Der Bäckereikrieg erhält keine Fortsetzung: Der SWR stellt "Laible & Frisch" ein. Foto: AP

Der SWR stellt die Serie "Laible & Frisch" ein. Die Tourismusbranche zeigt sich enttäuscht.

Stuttgart - Der Südwestrundfunk ist als zweitgrößter Sender der ARD national wie international präsent, pflegt aber dennoch seine regionalen Wurzeln. Das Aus für die schwäbische Serie "Laible & Frisch" löst deshalb heftige Reaktionen aus.

Erfolg oder Misserfolg? Darüber entscheidet im Fernsehen immer öfter die Höhe der Einschaltquote. Vor diesem Hintergrund hätte der Südwestrundfunk (SWR) eigentlich die Episodenreihe "Laible & Frisch" fortsetzen müssen. Denn die Dauerfehde zwischen zwei Bäckersfamilien von der Schwäbischen Alb lockte in den Jahren 2009 und 2010 mit durchschnittlich bis zu 680.000 Zuschauern pro Ausgabe so viele Zuschauer vor den Bildschirm, wie sie der Sender auf anderen Programmplätzen gerne hätte. Doch es wird keine Fortsetzung geben. Ein Sprecher des SWR sagte am Mittwoch, die Mundart-Serie werde nicht fortgeführt. "Laible & Frisch war von Beginn an als Mehrteiler und nicht als langlaufende Serie konzipiert. Die Geschichte des Bäckerkriegs ist für uns zu Ende erzählt."

Eine Entscheidung, die nun eine Welle der Kritik auslöst. Politik, Vertreter der Tourismusbranche, Schauspieler und der Produzent wehren sich in einem ungewohnten Bündnis gegen die Entscheidung des öffentlich-rechtlichen Senders. "Es geht hier um mehr als nur eine Fernsehserie. Es geht vielmehr um ein Kulturgut, um den schwäbischen Dialekt, die Schwäbische Alb, eine einzigartige Kulturlandschaft", wettert der Reutlinger Landrat Thomas Reumann.

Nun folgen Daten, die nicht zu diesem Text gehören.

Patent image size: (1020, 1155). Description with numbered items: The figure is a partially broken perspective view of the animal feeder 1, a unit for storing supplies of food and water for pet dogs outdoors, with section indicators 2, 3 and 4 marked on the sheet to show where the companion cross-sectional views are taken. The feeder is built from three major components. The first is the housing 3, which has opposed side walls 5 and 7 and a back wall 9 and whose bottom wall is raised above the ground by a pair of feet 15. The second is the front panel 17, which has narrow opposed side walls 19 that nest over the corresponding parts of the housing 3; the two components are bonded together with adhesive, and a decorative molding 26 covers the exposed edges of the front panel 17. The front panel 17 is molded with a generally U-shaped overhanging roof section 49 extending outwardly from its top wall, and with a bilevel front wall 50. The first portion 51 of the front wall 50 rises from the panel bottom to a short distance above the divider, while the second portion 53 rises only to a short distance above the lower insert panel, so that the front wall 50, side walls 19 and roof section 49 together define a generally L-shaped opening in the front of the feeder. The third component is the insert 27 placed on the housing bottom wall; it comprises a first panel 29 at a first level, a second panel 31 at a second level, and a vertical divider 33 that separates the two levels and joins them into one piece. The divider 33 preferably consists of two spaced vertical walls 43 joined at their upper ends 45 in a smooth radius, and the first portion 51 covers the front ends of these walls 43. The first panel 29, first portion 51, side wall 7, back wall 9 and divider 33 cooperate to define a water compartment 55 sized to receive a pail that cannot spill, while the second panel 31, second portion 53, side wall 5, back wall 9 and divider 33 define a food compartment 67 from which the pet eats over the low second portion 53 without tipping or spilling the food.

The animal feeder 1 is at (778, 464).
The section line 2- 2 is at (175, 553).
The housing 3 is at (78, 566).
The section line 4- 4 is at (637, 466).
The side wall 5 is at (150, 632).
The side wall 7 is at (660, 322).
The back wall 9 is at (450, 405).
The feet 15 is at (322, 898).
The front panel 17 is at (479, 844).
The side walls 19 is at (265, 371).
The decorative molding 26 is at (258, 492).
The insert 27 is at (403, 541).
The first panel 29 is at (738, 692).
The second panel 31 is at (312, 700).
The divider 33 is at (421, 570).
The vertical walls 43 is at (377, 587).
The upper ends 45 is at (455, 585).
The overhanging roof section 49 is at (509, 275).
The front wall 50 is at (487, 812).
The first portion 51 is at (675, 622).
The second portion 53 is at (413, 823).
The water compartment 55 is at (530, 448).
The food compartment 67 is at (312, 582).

Es sei nicht nachvollziehbar, dass der SWR dieses "zeitgemäße, unterhaltsame und attraktive" Format aus dem Programm streichen wolle, sagt Reumann, zugleich Chef des Tourismusverbandes Schwäbische Alb. Noch vor einigen Monaten habe SWR-Fernsehdirektor Bernhard Nellessen betont, die Mundart-Reihe erfülle alle Kriterien des öffentlich-rechtlichen Programmauftrags, weil "gesellschaftsrelevante Fragen unterhaltsam aufgearbeitet" würden. Insofern sei die Entscheidung nicht nachvollziehbar, so Reumann. In anderen ARD-Sendern gebe es Serien in bayerischem und norddeutschem Dialekt - "und bei uns spricht nicht einmal mehr der schwäbische Tatort-Kommissar schwäbisch".

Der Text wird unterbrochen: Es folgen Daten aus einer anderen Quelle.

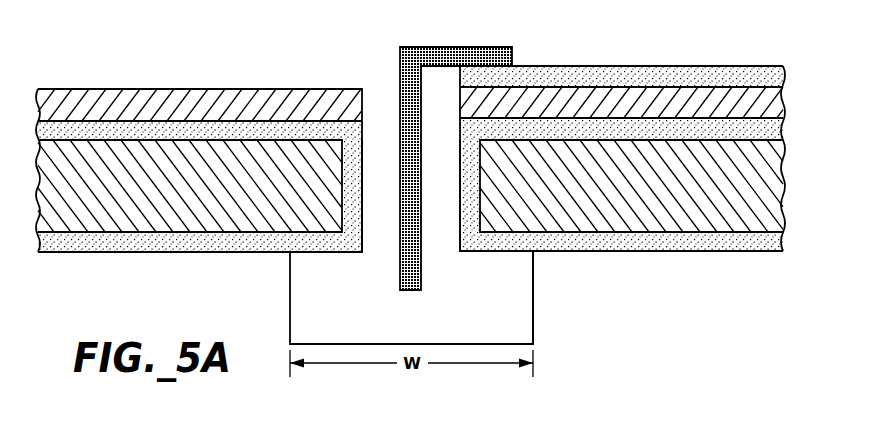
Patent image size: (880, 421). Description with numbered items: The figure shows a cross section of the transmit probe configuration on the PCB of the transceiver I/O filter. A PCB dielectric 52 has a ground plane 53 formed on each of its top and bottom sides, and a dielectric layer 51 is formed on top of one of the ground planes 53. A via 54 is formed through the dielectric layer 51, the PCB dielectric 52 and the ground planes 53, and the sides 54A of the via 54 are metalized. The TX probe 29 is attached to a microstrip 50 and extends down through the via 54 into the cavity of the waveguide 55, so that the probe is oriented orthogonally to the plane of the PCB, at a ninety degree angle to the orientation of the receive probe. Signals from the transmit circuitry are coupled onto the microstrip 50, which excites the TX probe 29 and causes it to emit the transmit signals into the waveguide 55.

The TX probe 29 is at (399, 72).
The microstrip 50 is at (783, 77).
The dielectric layer 51 is at (784, 102).
The PCB dielectric 52 is at (784, 197).
The ground plane 53 is at (784, 128).
The via 54 is at (377, 293).
The sides of the via 54A is at (365, 212).
The waveguide 55 is at (534, 276).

SWR entwickelt nun neue Stoffe

Auch Andreas Braun, Geschäftsführer des Tourismusverband Baden-Württemberg, ist ratlos. Er rate dem SWR zum "leichten Umgang mit Heimat". Formate wie "Laible & Frisch" würden über die Region hinausstrahlen: "Das ist eine Visitenkarte unserer Landschaft, das ist Werbung für unser Land." Ins selbe Horn stößt Frieder Scheiffele, Chef der Schwabenlandfilm und Produzent der Episoden. "Worin besteht der Sinn, dass etwas gefördert wurde, wenn es erfolgreich ist und dann nicht mehr fortgeführt wird?"

Die baden-württembergische Medien- und Filmgesellschaft, an der der SWR beteiligt ist, hatte die TV-Serie mit 700.000 Euro gefördert, dazu kamen 75.000 Euro aus den Kommunen und dem Landkreis. Zahlreiche Projektbeteiligten stammen aus der Filmakademie des Landes in Ludwigsburg. "Qualität und Quote, wir haben beides erreicht", so Scheiffele.

Doch der SWR bleibt bei seiner Entscheidung. Die zwei Staffeln von "Laible & Frisch" mit zwölf Folgen hätten dem Sender gute Einschaltquoten und begeisterte Zuschauerreaktionen beschert. Der "erhebliche Finanzierungsaufwand" des SWR sei aber zeitlich stets begrenzt gewesen. Nun gelte es, neue Stoffe zu entwickeln. "Der SWR wird auch in Zukunft auf regionale Serien mit beliebten Darstellern, Mundart und spannenden Geschichten aus dem Südwesten setzen", so der Sprecher. Schon jetzt gebe es Überlegungen "für die Etablierung einer weiteren mundartlichen Unterhaltungsserie" neben den "Fallers".